A U.S. researcher is developing a technology that would enable urine treatment to happen quickly, thus promoting the recovery of nitrogen that can be sold as agricultural fertilizer.
Kevin Orner, a West Virginia University (WVU) Benjamin M. Statler College of Engineering and Mineral Resources assistant professor, is developing a technology that can treat urine on-site rather than at a remote, centralized wastewater treatment facility. The technology could reside underneath a toilet, enabling urine treatment to happen quickly and promoting the recovery of nitrogen, a nutrient that can be sold as a fertilizer.
Orner’s findings, published in the journal Environmental Technology, make urine recycling more feasible in terms of integration into existing infrastructure and could reduce the number of nutrients that enter lakes and rivers. Waste recycling isn’t a new concept. Farmers have long used manure to enrich soil and urine to repel pests. Processes for turning feces into fertilizer have been implemented on an industrial scale, and infrastructure and programs for recycling human urine are already operating in places like Nairobi, Kenya, and Brattleboro, Vermont.
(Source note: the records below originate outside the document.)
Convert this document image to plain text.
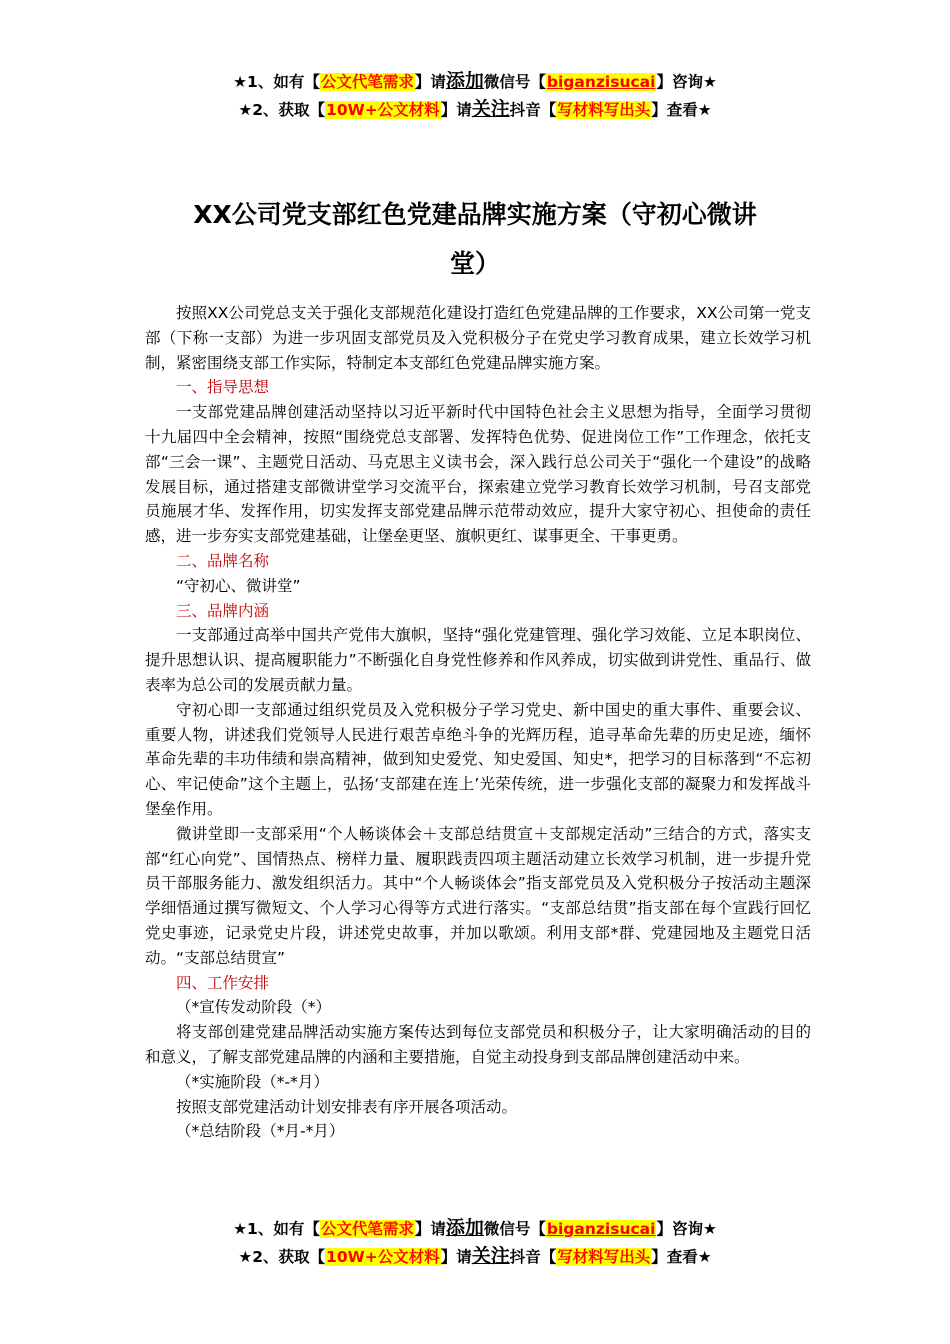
★1、如有【公文代笔需求】请添加微信号【biganzisucai】咨询★
★2、获取【10W+公文材料】请关注抖音【写材料写出头】查看★
XX公司党支部红色党建品牌实施方案（守初心微讲
堂）

按照XX公司党总支关于强化支部规范化建设打造红色党建品牌的工作要求，XX公司第一党支部（下称一支部）为进一步巩固支部党员及入党积极分子在党史学习教育成果，建立长效学习机制，紧密围绕支部工作实际，特制定本支部红色党建品牌实施方案。

一、指导思想

一支部党建品牌创建活动坚持以习近平新时代中国特色社会主义思想为指导，全面学习贯彻十九届四中全会精神，按照“围绕党总支部署、发挥特色优势、促进岗位工作”工作理念，依托支部“三会一课”、主题党日活动、马克思主义读书会，深入践行总公司关于“强化一个建设”的战略发展目标，通过搭建支部微讲堂学习交流平台，探索建立党学习教育长效学习机制，号召支部党员施展才华、发挥作用，切实发挥支部党建品牌示范带动效应，提升大家守初心、担使命的责任感，进一步夯实支部党建基础，让堡垒更坚、旗帜更红、谋事更全、干事更勇。

二、品牌名称

“守初心、微讲堂”

三、品牌内涵

一支部通过高举中国共产党伟大旗帜，坚持“强化党建管理、强化学习效能、立足本职岗位、提升思想认识、提高履职能力”不断强化自身党性修养和作风养成，切实做到讲党性、重品行、做表率为总公司的发展贡献力量。

守初心即一支部通过组织党员及入党积极分子学习党史、新中国史的重大事件、重要会议、重要人物，讲述我们党领导人民进行艰苦卓绝斗争的光辉历程，追寻革命先辈的历史足迹，缅怀革命先辈的丰功伟绩和崇高精神，做到知史爱党、知史爱国、知史*，把学习的目标落到“不忘初心、牢记使命”这个主题上，弘扬‘支部建在连上’光荣传统，进一步强化支部的凝聚力和发挥战斗堡垒作用。

微讲堂即一支部采用“个人畅谈体会＋支部总结贯宣＋支部规定活动”三结合的方式，落实支部“红心向党”、国情热点、榜样力量、履职践责四项主题活动建立长效学习机制，进一步提升党员干部服务能力、激发组织活力。其中“个人畅谈体会”指支部党员及入党积极分子按活动主题深学细悟通过撰写微短文、个人学习心得等方式进行落实。“支部总结贯”指支部在每个宣践行回忆党史事迹，记录党史片段，讲述党史故事，并加以歌颂。利用支部*群、党建园地及主题党日活动。“支部总结贯宣”

四、工作安排
（*宣传发动阶段（*）

将支部创建党建品牌活动实施方案传达到每位支部党员和积极分子，让大家明确活动的目的和意义，了解支部党建品牌的内涵和主要措施，自觉主动投身到支部品牌创建活动中来。

（*实施阶段（*-*月）

按照支部党建活动计划安排表有序开展各项活动。

（*总结阶段（*月-*月）
★1、如有【公文代笔需求】请添加微信号【biganzisucai】咨询★
★2、获取【10W+公文材料】请关注抖音【写材料写出头】查看★
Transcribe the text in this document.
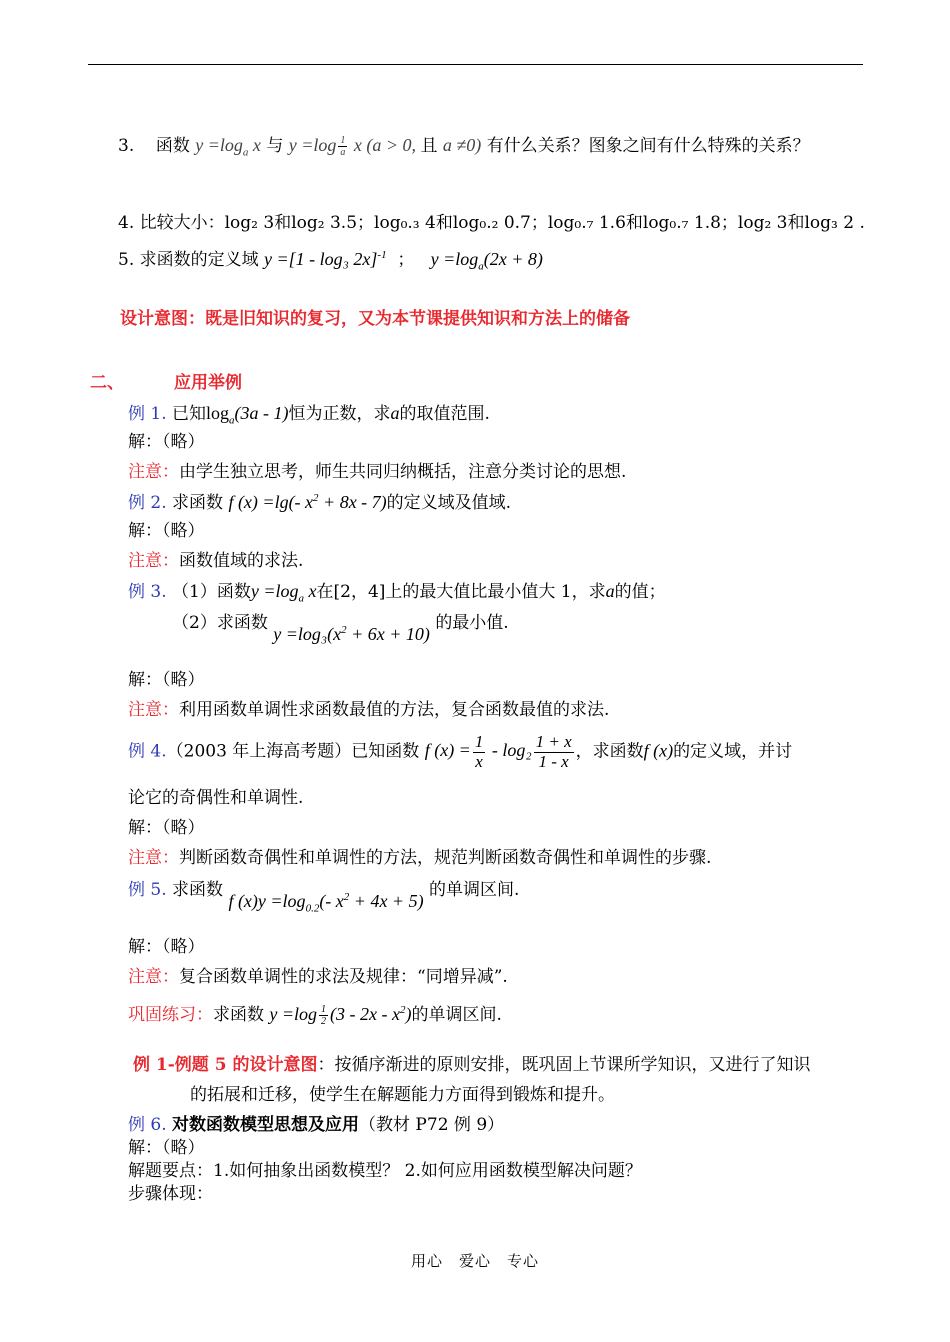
3. 函数 $y =\log_a$ x 与 $y =\log \frac{1}{a}$ x (a > 0, 且 a ≠0) 有什么关系？图象之间有什么特殊的关系？
4. 比较大小：log₂ 3和log₂ 3.5；log₀.₃ 4和log₀.₂ 0.7；log₀.₇ 1.6和log₀.₇ 1.8；log₂ 3和log₃ 2 .
5. 求函数的定义域 y =[1 - log₃ 2x]$^{-1}$ ； $y =\log_a(2x + 8)$
设计意图：既是旧知识的复习，又为本节课提供知识和方法上的储备
二、	应用举例
例 1. 已知$\log_a(3a - 1)$恒为正数，求a的取值范围.
解：（略）
注意：由学生独立思考，师生共同归纳概括，注意分类讨论的思想.
例 2. 求函数 f (x) =lg(- $x^2 + 8x - 7$)的定义域及值域.
解：（略）
注意：函数值域的求法.
例 3. （1）函数$y =\log_a$ x在[2，4]上的最大值比最小值大 1，求a的值；
（2）求函数 $y =\log_3(x^2 + 6x + 10)$ 的最小值.
解：（略）
注意：利用函数单调性求函数最值的方法，复合函数最值的求法.
例 4.（2003 年上海高考题）已知函数 f $(x) = \frac{1}{x} - \log_2 \frac{1 + x}{1 - x}$ ，求函数f (x)的定义域，并讨
论它的奇偶性和单调性.
解：（略）
注意：判断函数奇偶性和单调性的方法，规范判断函数奇偶性和单调性的步骤.
例 5. 求函数 f $(x)y =\log_{0.2}(-$ $x^2 + 4x + 5$) 的单调区间.
解：（略）
注意：复合函数单调性的求法及规律：“同增异减”.
巩固练习：求函数 $y =\log \frac{1}{2} (3 - 2x - x^2)$的单调区间.
例 1-例题 5 的设计意图：按循序渐进的原则安排，既巩固上节课所学知识，又进行了知识
的拓展和迁移，使学生在解题能力方面得到锻炼和提升。
例 6. 对数函数模型思想及应用（教材 P72 例 9）
解：（略）
解题要点：1.如何抽象出函数模型？ 2.如何应用函数模型解决问题？
步骤体现：
用心　爱心　专心
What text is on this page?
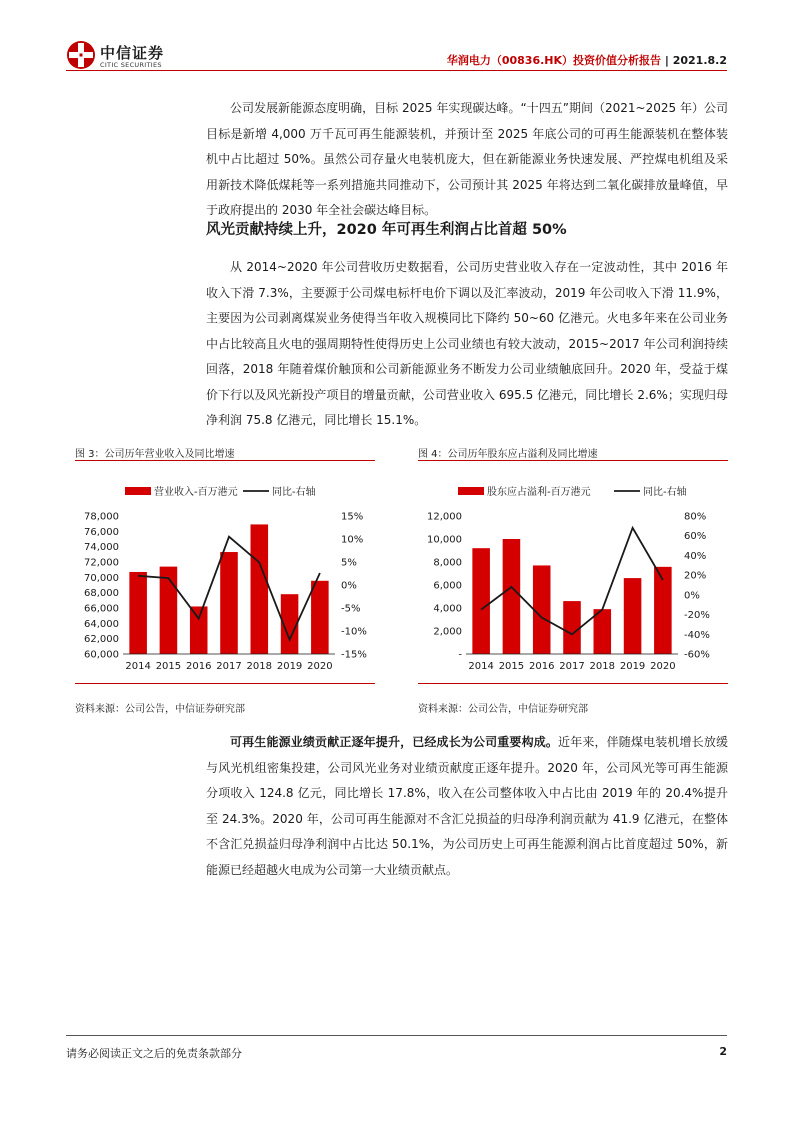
中信证券
CITIC SECURITIES	华润电力（00836.HK）投资价值分析报告 | 2021.8.2

公司发展新能源态度明确，目标 2025 年实现碳达峰。“十四五”期间（2021~2025 年）公司目标是新增 4,000 万千瓦可再生能源装机，并预计至 2025 年底公司的可再生能源装机在整体装机中占比超过 50%。虽然公司存量火电装机庞大，但在新能源业务快速发展、严控煤电机组及采用新技术降低煤耗等一系列措施共同推动下，公司预计其 2025 年将达到二氧化碳排放量峰值，早于政府提出的 2030 年全社会碳达峰目标。

风光贡献持续上升，2020 年可再生利润占比首超 50%

从 2014~2020 年公司营收历史数据看，公司历史营业收入存在一定波动性，其中 2016 年收入下滑 7.3%，主要源于公司煤电标杆电价下调以及汇率波动，2019 年公司收入下滑 11.9%，主要因为公司剥离煤炭业务使得当年收入规模同比下降约 50~60 亿港元。火电多年来在公司业务中占比较高且火电的强周期特性使得历史上公司业绩也有较大波动，2015~2017 年公司利润持续回落，2018 年随着煤价触顶和公司新能源业务不断发力公司业绩触底回升。2020 年，受益于煤价下行以及风光新投产项目的增量贡献，公司营业收入 695.5 亿港元，同比增长 2.6%；实现归母净利润 75.8 亿港元，同比增长 15.1%。

图 3：公司历年营业收入及同比增速
营业收入-百万港元	同比-右轴
60,000
62,000
64,000
66,000
68,000
70,000
72,000
74,000
76,000
78,000
-15%
-10%
-5%
0%
5%
10%
15%
2014 2015 2016 2017 2018 2019 2020
资料来源：公司公告，中信证券研究部
图 4：公司历年股东应占溢利及同比增速
股东应占溢利-百万港元	同比-右轴
-
2,000
4,000
6,000
8,000
10,000
12,000
-60%
-40%
-20%
0%
20%
40%
60%
80%
2014 2015 2016 2017 2018 2019 2020
资料来源：公司公告，中信证券研究部

可再生能源业绩贡献正逐年提升，已经成长为公司重要构成。近年来，伴随煤电装机增长放缓与风光机组密集投建，公司风光业务对业绩贡献度正逐年提升。2020 年，公司风光等可再生能源分项收入 124.8 亿元，同比增长 17.8%，收入在公司整体收入中占比由 2019 年的 20.4%提升至 24.3%。2020 年，公司可再生能源对不含汇兑损益的归母净利润贡献为 41.9 亿港元，在整体不含汇兑损益归母净利润中占比达 50.1%，为公司历史上可再生能源利润占比首度超过 50%，新能源已经超越火电成为公司第一大业绩贡献点。

请务必阅读正文之后的免责条款部分	2
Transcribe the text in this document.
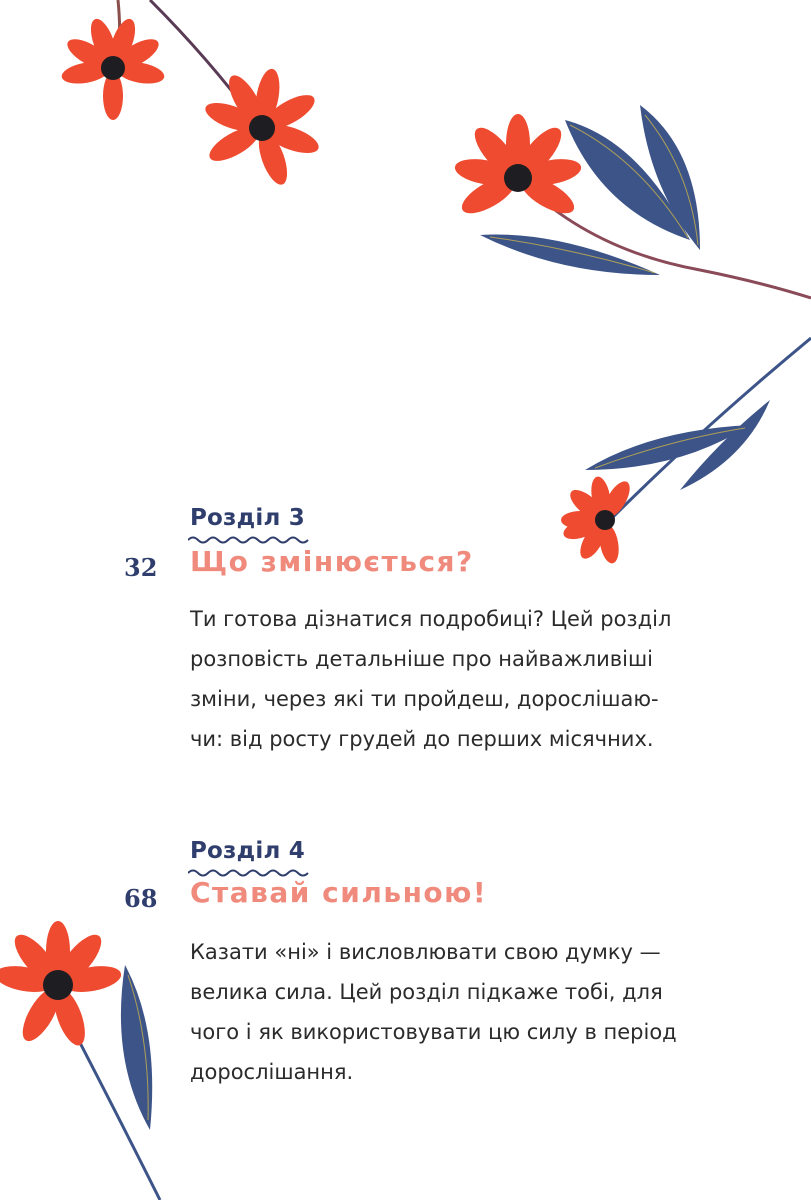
Розділ 3
32 Що змінюється?
Ти готова дізнатися подробиці? Цей розділ
розповість детальніше про найважливіші
зміни, через які ти пройдеш, дорослішаю-
чи: від росту грудей до перших місячних.
Розділ 4
68 Ставай сильною!
Казати «ні» і висловлювати свою думку —
велика сила. Цей розділ підкаже тобі, для
чого і як використовувати цю силу в період
дорослішання.
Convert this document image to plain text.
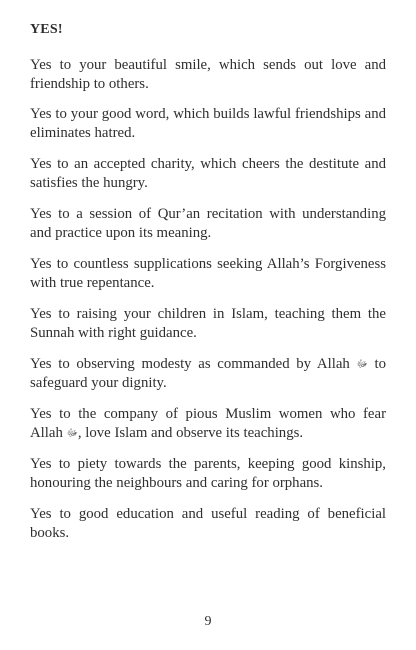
YES!

Yes to your beautiful smile, which sends out love and friendship to others.

Yes to your good word, which builds lawful friendships and eliminates hatred.

Yes to an accepted charity, which cheers the destitute and satisfies the hungry.

Yes to a session of Qur’an recitation with understanding and practice upon its meaning.

Yes to countless supplications seeking Allah’s Forgiveness with true repentance.

Yes to raising your children in Islam, teaching them the Sunnah with right guidance.

Yes to observing modesty as commanded by Allah ﷻ to safeguard your dignity.

Yes to the company of pious Muslim women who fear Allah ﷻ, love Islam and observe its teachings.

Yes to piety towards the parents, keeping good kinship, honouring the neighbours and caring for orphans.

Yes to good education and useful reading of beneficial books.

9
For Orner, he envisions toilets that separate urine and feces, allowing each of those waste products to be collected, treated, and converted into useful agricultural fertilizer. The approach Orner sees as most viable requires no power to operate. A urine-separating toilet’s design separates solids from liquids, then sends the urine to a nutrient recovery unit that’s located in or attached to the toilet itself or potentially housed in a residential or commercial basement.